Thanks for your replies @kevinthesun, unfortunately using an empty log and autotuning from scratch didn’t help with this error. Although autotuning goes well, when I attempt to build with opt-level 3 it again fails. I think the issue comes from my unusual architecture. The convolution is actually being used to generate padding, so the weights and inputs are constant. I think this causes it to get folded away during the fold_constants pass which prevents a sensible schedule from being applied. Then, the AlterOpLayout pass tries to make an invalid conversion. Although this is a fringe case, it might be worth considering extending AlterOpLayout to check if conversions are valid.

As an interesting other symptom of the problem, it seems that autotvm.task.extract_from_program doesn’t find the [1, 1, 32, 32] convolutions. This leads to autotuning not being run on those layers. Applying the best history immediately after autotuning still gives the warning message that the schedule for [1, 1, 32, 32] convolution couldnt be found.

@jwfromm Thank you for investigating!
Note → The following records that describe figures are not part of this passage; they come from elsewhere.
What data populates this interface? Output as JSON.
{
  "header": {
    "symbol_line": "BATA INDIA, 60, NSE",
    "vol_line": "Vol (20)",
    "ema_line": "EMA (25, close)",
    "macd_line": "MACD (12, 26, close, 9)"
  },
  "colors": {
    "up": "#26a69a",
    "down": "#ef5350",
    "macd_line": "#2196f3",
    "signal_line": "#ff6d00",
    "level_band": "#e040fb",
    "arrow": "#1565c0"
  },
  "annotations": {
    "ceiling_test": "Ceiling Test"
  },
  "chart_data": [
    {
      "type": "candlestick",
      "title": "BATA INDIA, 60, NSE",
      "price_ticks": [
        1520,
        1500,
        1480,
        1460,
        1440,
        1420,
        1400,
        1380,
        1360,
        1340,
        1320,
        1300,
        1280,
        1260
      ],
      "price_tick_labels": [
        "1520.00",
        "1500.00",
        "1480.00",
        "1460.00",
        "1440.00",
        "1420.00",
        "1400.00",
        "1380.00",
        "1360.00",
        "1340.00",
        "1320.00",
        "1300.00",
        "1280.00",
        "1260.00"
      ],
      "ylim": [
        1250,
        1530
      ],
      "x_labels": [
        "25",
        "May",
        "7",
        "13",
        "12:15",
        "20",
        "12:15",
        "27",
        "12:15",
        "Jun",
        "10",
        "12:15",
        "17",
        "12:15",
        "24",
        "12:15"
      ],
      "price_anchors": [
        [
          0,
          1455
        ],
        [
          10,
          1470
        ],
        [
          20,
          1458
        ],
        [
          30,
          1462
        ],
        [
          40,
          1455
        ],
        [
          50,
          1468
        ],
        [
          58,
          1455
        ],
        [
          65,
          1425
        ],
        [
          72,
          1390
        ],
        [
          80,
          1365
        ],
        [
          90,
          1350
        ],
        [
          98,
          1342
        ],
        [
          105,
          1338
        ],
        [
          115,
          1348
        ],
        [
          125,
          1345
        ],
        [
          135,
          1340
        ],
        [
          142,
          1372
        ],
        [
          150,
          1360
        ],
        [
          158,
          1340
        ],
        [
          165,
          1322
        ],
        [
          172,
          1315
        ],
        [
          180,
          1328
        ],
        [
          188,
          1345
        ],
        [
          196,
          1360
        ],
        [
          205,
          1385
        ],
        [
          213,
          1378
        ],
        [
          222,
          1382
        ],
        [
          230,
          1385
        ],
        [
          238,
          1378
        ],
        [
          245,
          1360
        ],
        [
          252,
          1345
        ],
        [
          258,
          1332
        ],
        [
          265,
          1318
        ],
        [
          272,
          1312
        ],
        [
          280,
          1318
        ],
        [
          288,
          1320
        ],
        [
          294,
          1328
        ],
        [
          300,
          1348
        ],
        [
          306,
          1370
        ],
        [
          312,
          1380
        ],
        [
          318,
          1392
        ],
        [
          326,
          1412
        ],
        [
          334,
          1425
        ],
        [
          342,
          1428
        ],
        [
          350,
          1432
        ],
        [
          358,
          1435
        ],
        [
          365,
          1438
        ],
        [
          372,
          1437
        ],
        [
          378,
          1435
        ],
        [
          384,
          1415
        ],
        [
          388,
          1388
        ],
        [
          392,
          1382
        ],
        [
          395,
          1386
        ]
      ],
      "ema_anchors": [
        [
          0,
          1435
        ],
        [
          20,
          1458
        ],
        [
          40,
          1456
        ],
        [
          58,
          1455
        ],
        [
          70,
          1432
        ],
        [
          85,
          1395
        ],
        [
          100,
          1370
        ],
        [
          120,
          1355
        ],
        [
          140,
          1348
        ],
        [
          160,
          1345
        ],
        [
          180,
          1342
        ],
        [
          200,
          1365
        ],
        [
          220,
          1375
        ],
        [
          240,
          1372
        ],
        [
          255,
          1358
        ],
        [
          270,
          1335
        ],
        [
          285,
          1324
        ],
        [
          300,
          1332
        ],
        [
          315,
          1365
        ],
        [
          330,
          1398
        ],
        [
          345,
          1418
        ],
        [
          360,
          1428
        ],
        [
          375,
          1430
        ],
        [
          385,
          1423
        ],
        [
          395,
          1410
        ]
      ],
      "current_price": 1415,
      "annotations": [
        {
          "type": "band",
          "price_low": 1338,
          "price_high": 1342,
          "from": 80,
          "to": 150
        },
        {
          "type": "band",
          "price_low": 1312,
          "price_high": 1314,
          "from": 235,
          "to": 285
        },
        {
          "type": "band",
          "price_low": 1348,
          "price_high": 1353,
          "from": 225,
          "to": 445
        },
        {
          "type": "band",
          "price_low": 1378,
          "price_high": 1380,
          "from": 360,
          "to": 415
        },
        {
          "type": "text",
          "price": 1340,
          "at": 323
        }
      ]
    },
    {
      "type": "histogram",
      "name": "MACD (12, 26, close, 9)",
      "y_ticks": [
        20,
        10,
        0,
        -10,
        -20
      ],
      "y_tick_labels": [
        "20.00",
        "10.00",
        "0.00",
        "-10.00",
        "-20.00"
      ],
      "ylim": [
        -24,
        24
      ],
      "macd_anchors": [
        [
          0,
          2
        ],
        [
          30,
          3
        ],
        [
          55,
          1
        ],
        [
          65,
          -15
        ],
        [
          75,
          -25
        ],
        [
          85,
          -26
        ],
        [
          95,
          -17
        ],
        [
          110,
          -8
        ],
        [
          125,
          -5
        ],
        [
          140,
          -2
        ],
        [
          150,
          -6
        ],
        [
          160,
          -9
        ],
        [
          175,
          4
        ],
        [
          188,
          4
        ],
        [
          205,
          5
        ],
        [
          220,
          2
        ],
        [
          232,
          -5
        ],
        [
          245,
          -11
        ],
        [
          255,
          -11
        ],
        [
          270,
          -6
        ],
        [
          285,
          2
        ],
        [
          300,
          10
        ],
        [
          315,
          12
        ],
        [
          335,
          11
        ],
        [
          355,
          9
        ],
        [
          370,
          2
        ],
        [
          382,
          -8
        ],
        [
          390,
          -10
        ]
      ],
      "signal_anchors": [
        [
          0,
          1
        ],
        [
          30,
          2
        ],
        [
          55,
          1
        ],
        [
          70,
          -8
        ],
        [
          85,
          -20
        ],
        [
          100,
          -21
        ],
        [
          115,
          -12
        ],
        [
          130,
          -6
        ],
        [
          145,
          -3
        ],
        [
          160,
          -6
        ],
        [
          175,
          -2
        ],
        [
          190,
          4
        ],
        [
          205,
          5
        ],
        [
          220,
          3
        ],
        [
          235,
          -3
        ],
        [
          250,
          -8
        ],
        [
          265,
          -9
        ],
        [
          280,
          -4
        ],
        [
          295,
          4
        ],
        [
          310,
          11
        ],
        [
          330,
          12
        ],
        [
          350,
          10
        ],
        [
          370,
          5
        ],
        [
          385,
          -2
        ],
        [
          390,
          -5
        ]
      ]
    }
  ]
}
If you can provide a code snippet to reproduce this problem, it will be helpful for us to fix it.

This bug actually turned out to be a little different than I initially thought. The problem was that my model took the output of a convolution and added a noise tensor to it. As an example of why this is a problem, consider an NCHW convolution output with shape [1, 8, 32, 32]. The noise tensor being added had shape [1, 1, 32, 32] and was expected to broadcast across the channels. However, when Relay converts the convolution to NCHWc, it also tried to convert the noise tensor but did so without broadcasting, resulting in a failed conversion since [1, 1, 32, 32] cant be shaped as [1, 1, 32, 32, 8]. I’ve fixed this on my end by simply explicitly broadcasting the noise tensor, but in a perfect world relay would check if broadcasting is required during AlterOpLayout.